Bishop’s Waltham Palace, the name itself conjurers up the magnificent place it must have been 900 years ago.
Bishop’s Waltham Palace lies just ten miles away from Winchester Cathedral and was the noble palace of its Bishop’s who built a splendid residence for themselves and a 1000 acre park. Henry de Blois, that inveterate builder, began to build it as a castle in 1136. One of his successors, William of Wykeham finished it as a palace until eventually in the C15th, Bishop Thomas Langton built a wall around and erected the garden house.
It is a ruin steeped in a sumptious history.
King Henry II called a council at Bishop’s Waltham in 1182, to ask his nobles for supplies and to plan a Crusade, but that was only the beginning of a succession of royal visits. Seven years later, King Richard I stayed at the palace and was entertained after his crowning at Winchester and before embarking on his last Crusade.

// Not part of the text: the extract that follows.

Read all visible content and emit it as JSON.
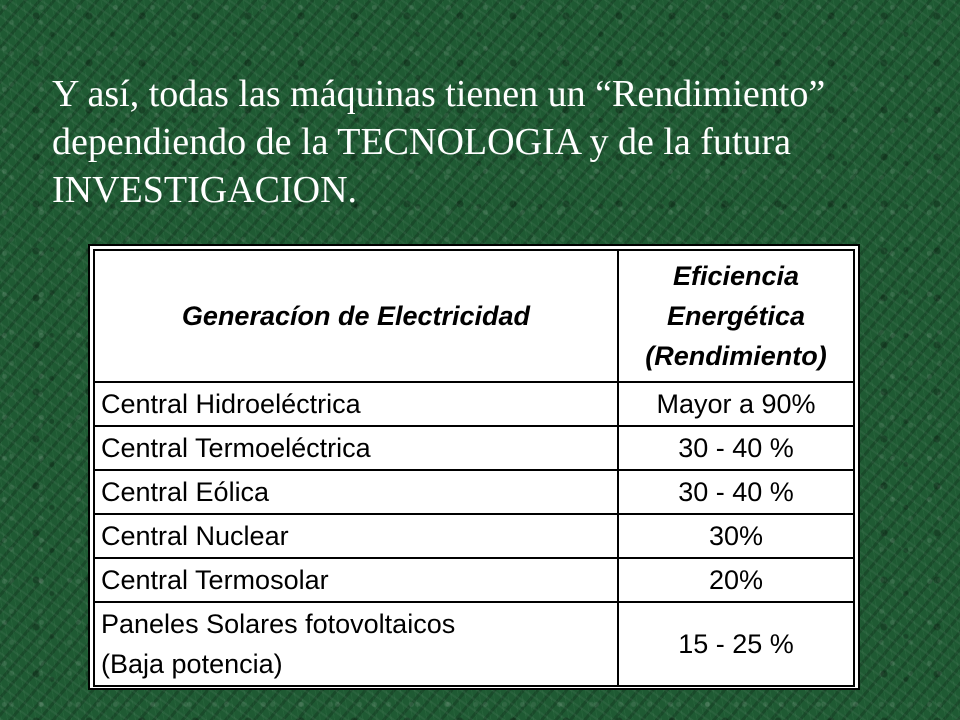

It is said that when Margaret de Anjou visited, she slept in a bed painted blue and gold, the bed in which both Bishop William of Waynfleete and Bishop William of Wykeham died.
In 1415, the year of his great victory at Agincourt, King Henry V came to stay here.
In the following century King Henry VIII stayed at Bishop’s Waltham Palace before embarking for France where he would meet with King Francis in one of the most unusual diplomatic meetings, the “Field of the Cloth of Gold”.
There are a series of buildings, the West Tower was the Bishop’s residence and was built in the C12th. Bishop Wykeham added to it in the C14th. The steps leading into it tempt the eyes upwards to the five great windows with embattled transoms. Now shrouded with ivy the tower has quite an ‘Arthurian’ feel to it.
From the tower springs the great hall, again built in the C12th and then rebuilt during the time of Wykeham. What is striking about the ruins of the Great Hall are the majestic windows. They are statements of power in no uncertain terms. The chapel and crypt are across the way from the tower, not begun until 1416 by Bishop Beaufort but presumably there must have been a previous church?
In order to service such a household, there would have been a great number of servants who needed to be fed and housed. The brewhouse is almost as long as the Great Hall itself.
Bishop’s Waltham Palace and the English Civil War
Following the Battle of Cheriton during the English Civil War, the London Brigade of Waller’s Parliamentarian troops moved towards Bishop’s Waltham Palace. The date, 6th April 1644. Bishop Walter Curle had fled Cromwell’s advance on Winchester and was in Bishop’s Waltham Palace when the Parliamentarians arrived. Bishop Curle knew his only chance of survival was to escape from the besieged palace and this he did in a manure cart. The Parliamentarians inflicted great damage on the magnificent palace, after which general deterioration began to set in. No longer was it Bishop’s Waltham Palace, it became a private dwelling for a while before finally falling into ruin.